A couple of years ago, I gave a two-day retreat on prayer. The retreat covered a lot of ground: the history of prayer; formed prayer vs. spontaneous prayer; prayer traditions; the origins of the rosary, the Divine Mercy chaplet and more; the lives and practices of those like Teresa of Avila and Ignatius Loyola who in essence defined prayer styles; journaling; time for communal and individual prayer. Centering prayer, lectio divina, quotes about prayer from Catholics and other faith traditions… the retreat offered a little taste of a lot of ideas and practices.
Overall, the reviews were positive. I was most struck, however, not by the kind words people provided on the forms, but by the man about my age, late fifties, who came up to me at the very end. “I signed up for this retreat because I was really concerned about my prayer life,” he said. “And no offense, but I think the biggest thing I learned this weekend is that I actually have a pretty good prayer life. I don’t have anything to worry about, really.”

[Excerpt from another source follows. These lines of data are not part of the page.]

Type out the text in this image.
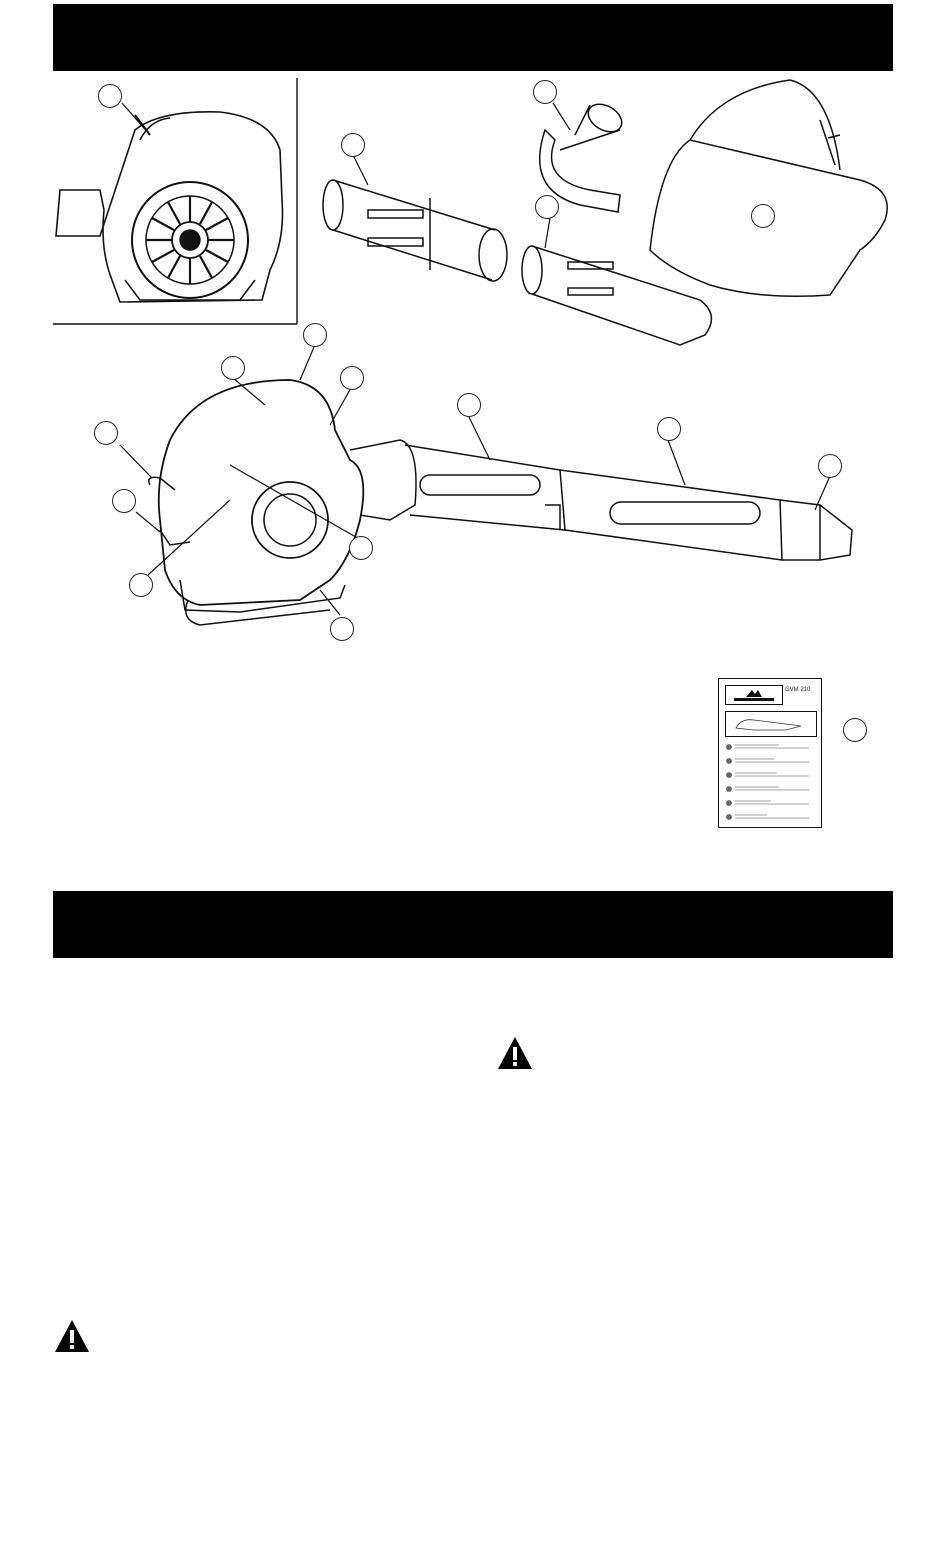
GVM 210
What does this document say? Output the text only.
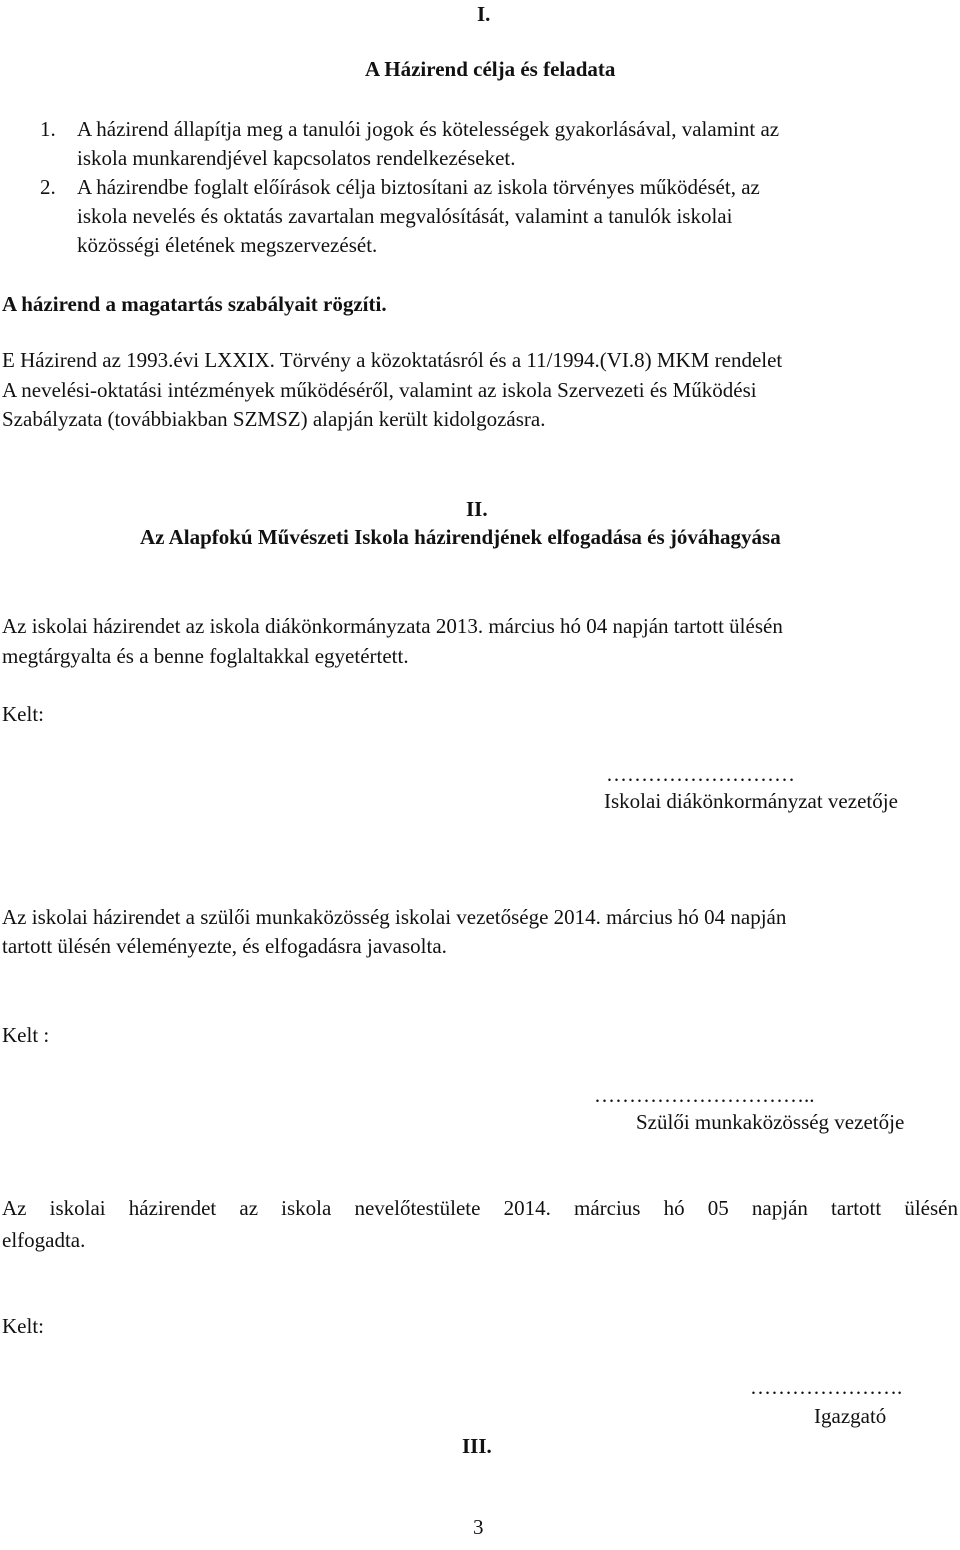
I.
A Házirend célja és feladata
1. A házirend állapítja meg a tanulói jogok és kötelességek gyakorlásával, valamint az
iskola munkarendjével kapcsolatos rendelkezéseket.
2. A házirendbe foglalt előírások célja biztosítani az iskola törvényes működését, az
iskola nevelés és oktatás zavartalan megvalósítását, valamint a tanulók iskolai
közösségi életének megszervezését.
A házirend a magatartás szabályait rögzíti.
E Házirend az 1993.évi LXXIX. Törvény a közoktatásról és a 11/1994.(VI.8) MKM rendelet
A nevelési-oktatási intézmények működéséről, valamint az iskola Szervezeti és Működési
Szabályzata (továbbiakban SZMSZ) alapján került kidolgozásra.
II.
Az Alapfokú Művészeti Iskola házirendjének elfogadása és jóváhagyása
Az iskolai házirendet az iskola diákönkormányzata 2013. március hó 04 napján tartott ülésén
megtárgyalta és a benne foglaltakkal egyetértett.
Kelt:
………………………
Iskolai diákönkormányzat vezetője
Az iskolai házirendet a szülői munkaközösség iskolai vezetősége 2014. március hó 04 napján
tartott ülésén véleményezte, és elfogadásra javasolta.
Kelt :
…………………………..
Szülői munkaközösség vezetője
Az iskolai házirendet az iskola nevelőtestülete 2014. március hó 05 napján tartott ülésén
elfogadta.
Kelt:
………………….
Igazgató
III.
3
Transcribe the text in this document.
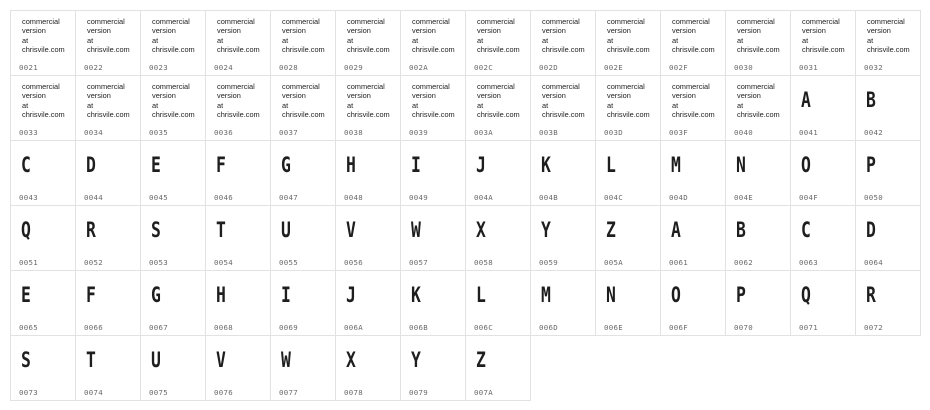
commercial
version
at
chrisvile.com
0021
commercial
version
at
chrisvile.com
0022
commercial
version
at
chrisvile.com
0023
commercial
version
at
chrisvile.com
0024
commercial
version
at
chrisvile.com
0028
commercial
version
at
chrisvile.com
0029
commercial
version
at
chrisvile.com
002A
commercial
version
at
chrisvile.com
002C
commercial
version
at
chrisvile.com
002D
commercial
version
at
chrisvile.com
002E
commercial
version
at
chrisvile.com
002F
commercial
version
at
chrisvile.com
0030
commercial
version
at
chrisvile.com
0031
commercial
version
at
chrisvile.com
0032
commercial
version
at
chrisvile.com
0033
commercial
version
at
chrisvile.com
0034
commercial
version
at
chrisvile.com
0035
commercial
version
at
chrisvile.com
0036
commercial
version
at
chrisvile.com
0037
commercial
version
at
chrisvile.com
0038
commercial
version
at
chrisvile.com
0039
commercial
version
at
chrisvile.com
003A
commercial
version
at
chrisvile.com
003B
commercial
version
at
chrisvile.com
003D
commercial
version
at
chrisvile.com
003F
commercial
version
at
chrisvile.com
0040
A
0041
B
0042
C
0043
D
0044
E
0045
F
0046
G
0047
H
0048
I
0049
J
004A
K
004B
L
004C
M
004D
N
004E
O
004F
P
0050
Q
0051
R
0052
S
0053
T
0054
U
0055
V
0056
W
0057
X
0058
Y
0059
Z
005A
A
0061
B
0062
C
0063
D
0064
E
0065
F
0066
G
0067
H
0068
I
0069
J
006A
K
006B
L
006C
M
006D
N
006E
O
006F
P
0070
Q
0071
R
0072
S
0073
T
0074
U
0075
V
0076
W
0077
X
0078
Y
0079
Z
007A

Isn’t that true for all of us, at least some of the time? We fret about whether we’re saying the right words, finding the right style, using the right venue, consulting the right guide. We babble like pagans, we flounder about thinking there’s one best way to make contact with the Lord. We think more is more when it comes to the number of words we use and the number of items we need to have on our prayer list. We forget that while exploring other prayer styles certainly has merit, we’ll never do better than the one Jesus sets forth for us in today’s Gospel in Matthew 6. It’s one of the first prayers we learn, and it’s the one we may remember long after all the others have fled our brain.
You can say it on auto pilot, you can break it into your own adoration/contrition/thanksgiving/-supplication, or you can contemplate over each word. But it doesn’t get any better than the Lord’s Prayer when you’re looking for a way to connect with the Divine.